De Lima, who is seeking a re-election in the upcoming May 2022 elections, said the government’s approach towards COVID-19 should be to prepare for surges to avoid more fatalities and suffering.
“Government should always prepare for COVID-19 surges like a major disaster response. Enough portion of the budget must invariably be identified for addressing all pandemic-related programs,” De Lima said in a statement.
“There must be budget always for continuous vaccination, testing, contact-tracing, isolation, social amelioration and livelihood assistance for those affected,” she stressed.
The World Health Organization (WHO) has recently cautioned against a narrative that the fast-spreading Omicron variant is risk-free, stressing that “this pandemic is nowhere near over.”
WHO Chief Tedros Adhanom Ghebreyesus warned that “with the incredible growth of Omicron globally, new variants are likely to emerge.”
As the virus mutates, the senator said it is imperative for the government to be ready to procure and effectively roll out improved vaccines as soon as they become available.
“We must keep up with the latest scientific developments and best practices for us to finally put an end to this pandemic,” De Lima also said.

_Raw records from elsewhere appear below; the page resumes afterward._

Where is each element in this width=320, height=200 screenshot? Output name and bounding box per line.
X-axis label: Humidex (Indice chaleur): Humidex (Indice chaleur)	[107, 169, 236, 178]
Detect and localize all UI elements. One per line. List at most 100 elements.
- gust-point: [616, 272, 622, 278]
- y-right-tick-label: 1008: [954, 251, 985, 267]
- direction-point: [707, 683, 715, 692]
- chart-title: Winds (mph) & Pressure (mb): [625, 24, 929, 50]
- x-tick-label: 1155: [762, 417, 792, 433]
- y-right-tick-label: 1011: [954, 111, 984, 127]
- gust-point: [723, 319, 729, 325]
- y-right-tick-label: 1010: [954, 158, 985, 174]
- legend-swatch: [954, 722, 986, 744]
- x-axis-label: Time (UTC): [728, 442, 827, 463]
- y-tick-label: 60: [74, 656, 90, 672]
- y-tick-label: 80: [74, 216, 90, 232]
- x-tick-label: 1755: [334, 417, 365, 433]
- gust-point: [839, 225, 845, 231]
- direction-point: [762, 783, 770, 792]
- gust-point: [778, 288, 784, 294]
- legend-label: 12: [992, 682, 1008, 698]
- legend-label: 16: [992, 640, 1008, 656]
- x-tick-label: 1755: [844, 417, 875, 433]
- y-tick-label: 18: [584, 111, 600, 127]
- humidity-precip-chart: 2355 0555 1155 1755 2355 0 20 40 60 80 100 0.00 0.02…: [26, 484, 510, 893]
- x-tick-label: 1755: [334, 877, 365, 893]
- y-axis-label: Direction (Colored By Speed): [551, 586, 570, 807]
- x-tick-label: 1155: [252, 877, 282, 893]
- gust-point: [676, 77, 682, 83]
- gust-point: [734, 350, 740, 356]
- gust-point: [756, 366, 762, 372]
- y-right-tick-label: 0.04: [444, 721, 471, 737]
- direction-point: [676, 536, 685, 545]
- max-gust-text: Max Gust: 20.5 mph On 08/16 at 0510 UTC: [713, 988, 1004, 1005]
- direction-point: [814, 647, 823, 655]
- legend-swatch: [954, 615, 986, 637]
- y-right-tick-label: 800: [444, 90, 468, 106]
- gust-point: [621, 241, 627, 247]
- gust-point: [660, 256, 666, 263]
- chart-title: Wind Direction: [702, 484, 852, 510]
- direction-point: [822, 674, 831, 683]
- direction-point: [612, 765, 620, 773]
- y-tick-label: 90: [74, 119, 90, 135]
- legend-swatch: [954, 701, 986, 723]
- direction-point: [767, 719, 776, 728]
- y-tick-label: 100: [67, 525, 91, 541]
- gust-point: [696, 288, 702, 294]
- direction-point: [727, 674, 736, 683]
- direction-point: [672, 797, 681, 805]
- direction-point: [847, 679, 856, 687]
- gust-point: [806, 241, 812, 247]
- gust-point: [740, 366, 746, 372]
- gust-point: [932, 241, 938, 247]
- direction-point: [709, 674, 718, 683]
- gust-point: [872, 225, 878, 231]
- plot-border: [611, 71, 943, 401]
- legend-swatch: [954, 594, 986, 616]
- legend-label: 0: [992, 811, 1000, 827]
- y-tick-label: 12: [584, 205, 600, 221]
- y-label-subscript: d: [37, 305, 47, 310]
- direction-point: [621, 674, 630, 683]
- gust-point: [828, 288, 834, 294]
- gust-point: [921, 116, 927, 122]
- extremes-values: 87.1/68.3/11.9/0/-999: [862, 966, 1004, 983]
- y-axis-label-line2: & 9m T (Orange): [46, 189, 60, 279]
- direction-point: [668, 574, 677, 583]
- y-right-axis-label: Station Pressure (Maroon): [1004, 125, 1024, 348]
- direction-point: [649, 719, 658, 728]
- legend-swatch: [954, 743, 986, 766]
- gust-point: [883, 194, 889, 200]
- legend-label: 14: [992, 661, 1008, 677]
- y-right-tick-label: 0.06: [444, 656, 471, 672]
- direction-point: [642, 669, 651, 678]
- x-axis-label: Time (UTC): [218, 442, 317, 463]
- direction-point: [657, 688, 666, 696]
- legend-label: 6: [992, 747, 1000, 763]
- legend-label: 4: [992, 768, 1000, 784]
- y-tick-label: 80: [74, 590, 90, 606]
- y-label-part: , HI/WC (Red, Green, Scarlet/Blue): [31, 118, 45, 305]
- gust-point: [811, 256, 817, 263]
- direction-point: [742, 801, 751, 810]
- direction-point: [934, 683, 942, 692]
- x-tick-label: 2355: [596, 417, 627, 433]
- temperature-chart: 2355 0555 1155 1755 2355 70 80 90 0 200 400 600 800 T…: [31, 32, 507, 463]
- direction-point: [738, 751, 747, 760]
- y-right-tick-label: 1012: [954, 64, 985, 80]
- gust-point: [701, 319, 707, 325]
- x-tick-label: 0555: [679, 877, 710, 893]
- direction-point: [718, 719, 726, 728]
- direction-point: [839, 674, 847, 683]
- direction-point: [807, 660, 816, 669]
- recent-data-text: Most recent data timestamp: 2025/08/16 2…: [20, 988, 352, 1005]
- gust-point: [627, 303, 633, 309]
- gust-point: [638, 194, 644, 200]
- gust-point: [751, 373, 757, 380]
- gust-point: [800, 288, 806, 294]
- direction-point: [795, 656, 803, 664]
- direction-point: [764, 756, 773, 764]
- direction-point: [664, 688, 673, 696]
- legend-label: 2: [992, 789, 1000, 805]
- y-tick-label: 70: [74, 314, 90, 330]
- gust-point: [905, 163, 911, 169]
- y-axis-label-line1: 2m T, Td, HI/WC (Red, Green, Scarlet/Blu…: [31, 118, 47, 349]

At the same time, the lawmaker said the government should encourage continuous local production of medicines, medical and personal protective equipment.
De Lima stressed a region-wide lockdown should be avoided as much as possible in favor of more localized lockdowns.
“Sa tamang paghahanda—sa maagap, responsable at siyentipikong pamamaraan na hindi idinadaan lang sa dahas o padalos-dalos na pasya, uusad pa rin ang ekonomiya habang tumutugon sa pandemya (With the right preparation— through proactive, responsible, and scientific way and not through violence or arbitrary policies, our economy will improve while we are responding to the pandemic), ” she said.